Mas, como a flor não permanece viçosa cem dias, nem a fortuna acompanha o homem mil anos, o fausto logo se dissipou e a família entrou em declínio.
Mais adiante,
No ano 3000 de Longchang, Wang Zhouxuan, um dos mais brilhantes da linhagem, levou sua família para o sul, seguindo o decreto de colonização, e nos contrafortes das Montanhas Liuping, junto ao rio Anjiang, fundou uma vila e ergueu a cidade de Ping’an, abrindo caminho com sacrifício e mérito, ali fincou raízes e perpetuou a linhagem Wang.
No apogeu, o ancestral Zhouxuan atingiu o estágio avançado do Reino do Altar Espiritual, tornando-se senhor absoluto de Ping’an.
Ainda mais notável, sua neta legítima, Wang Longyan, era dotada de dotes extraordinários; aos dezoito anos já atingira o sétimo nível do Refinamento do Qi, sendo admitida pela prestigiosa Academia do Palácio Púrpura. Aos trinta, rompeu para o Reino do Altar Espiritual; antes dos sessenta, já atingira o estágio médio desse reino, angariando a estima e o favor dos mestres do Palácio Púrpura.
Juntamente com Liu Xuanfu, dos Liu de Shanyin, Wang Longyan era considerada uma das Duas Pérolas de Changning, seu renome transbordando por toda a região.
Além disso, o bisneto direto de Zhouxuan, Wang Qiongyuan, também se destacava em talento; sob a tutela do ancestral, alcançou o Altar Espiritual aos quarenta anos e assumiu a liderança da família.

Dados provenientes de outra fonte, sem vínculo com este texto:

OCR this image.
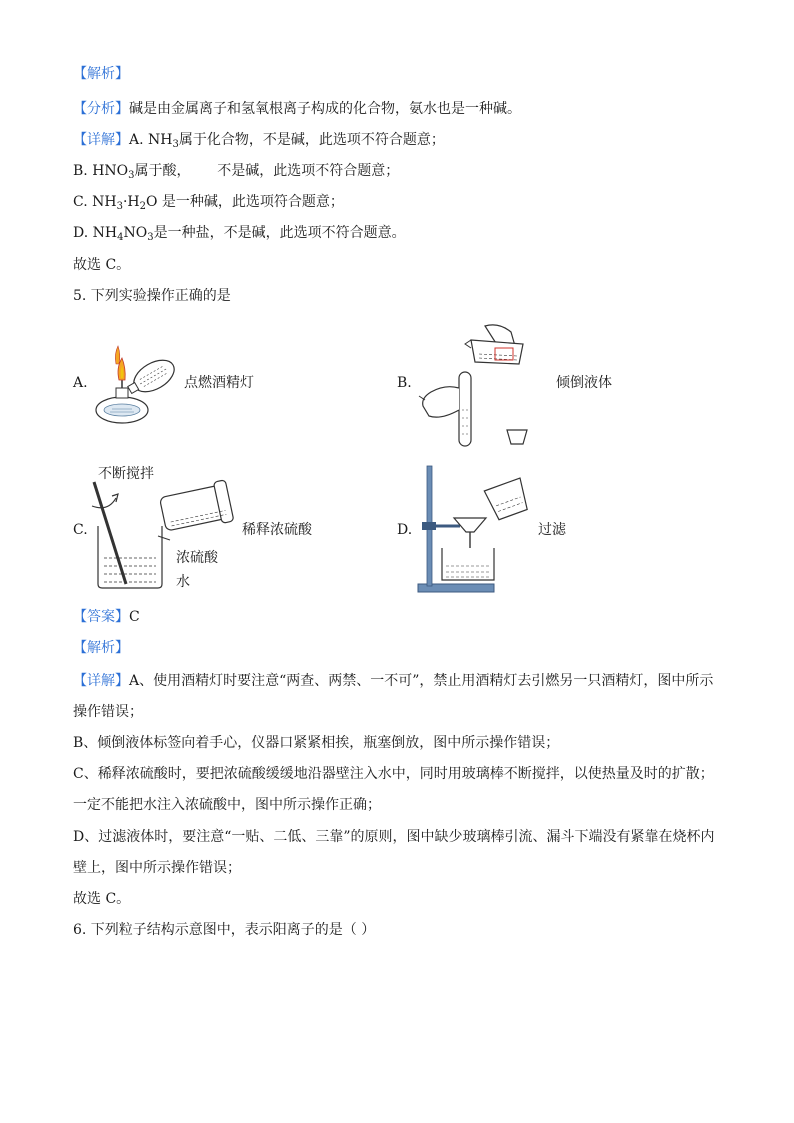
【解析】
【分析】碱是由金属离子和氢氧根离子构成的化合物，氨水也是一种碱。
【详解】A. $NH_3$属于化合物，不是碱，此选项不符合题意；
B. $HNO_3$属于酸，      不是碱，此选项不符合题意；
C. $NH_3\cdot H_2O$ 是一种碱，此选项符合题意；
D. $NH_4NO_3$是一种盐，不是碱，此选项不符合题意。
故选 C。
5. 下列实验操作正确的是
A.	点燃酒精灯	B.	倾倒液体
C.
不断搅拌
浓硫酸
水
稀释浓硫酸	D.	过滤
【答案】C
【解析】
【详解】A、使用酒精灯时要注意“两查、两禁、一不可”，禁止用酒精灯去引燃另一只酒精灯，图中所示
操作错误；
B、倾倒液体标签向着手心，仪器口紧紧相挨，瓶塞倒放，图中所示操作错误；
C、稀释浓硫酸时，要把浓硫酸缓缓地沿器壁注入水中，同时用玻璃棒不断搅拌，以使热量及时的扩散；
一定不能把水注入浓硫酸中，图中所示操作正确；
D、过滤液体时，要注意“一贴、二低、三靠”的原则，图中缺少玻璃棒引流、漏斗下端没有紧靠在烧杯内
壁上，图中所示操作错误；
故选 C。
6. 下列粒子结构示意图中，表示阳离子的是（ ）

Naquele tempo, três membros do clã detinham o Altar Espiritual, e a influência da Casa Wang se estendia por toda a Guarnição de Changning.
Até que, no ano 3095 de Longchang, Zhouxuan, então com cento e quarenta e cinco anos, viu sua linhagem tragicamente abalada: uma súbita horda de feras irrompeu das profundezas das montanhas Liuping, devastando Ping’an.
Para proteger o legado de séculos, Zhouxuan enfrentou sozinho a besta demoníaca de quinta ordem, o Tigre Alado Devorador do Sol, postergando o embate à espera dos reforços.
A batalha foi dantesca; embora a fera e a catástrofe tenham sido contidas e aniquiladas pelas tropas de Changning, a Casa Wang de Ping’an saíra irremediavelmente ferida.
Nessa tragédia, não só Zhouxuan tombou, como também Qiongyuan, o patriarca de quarta geração no início do Altar Espiritual, e o herdeiro de quinta geração, Wang Xiaoqi, ambos sacrificados diante da calamidade.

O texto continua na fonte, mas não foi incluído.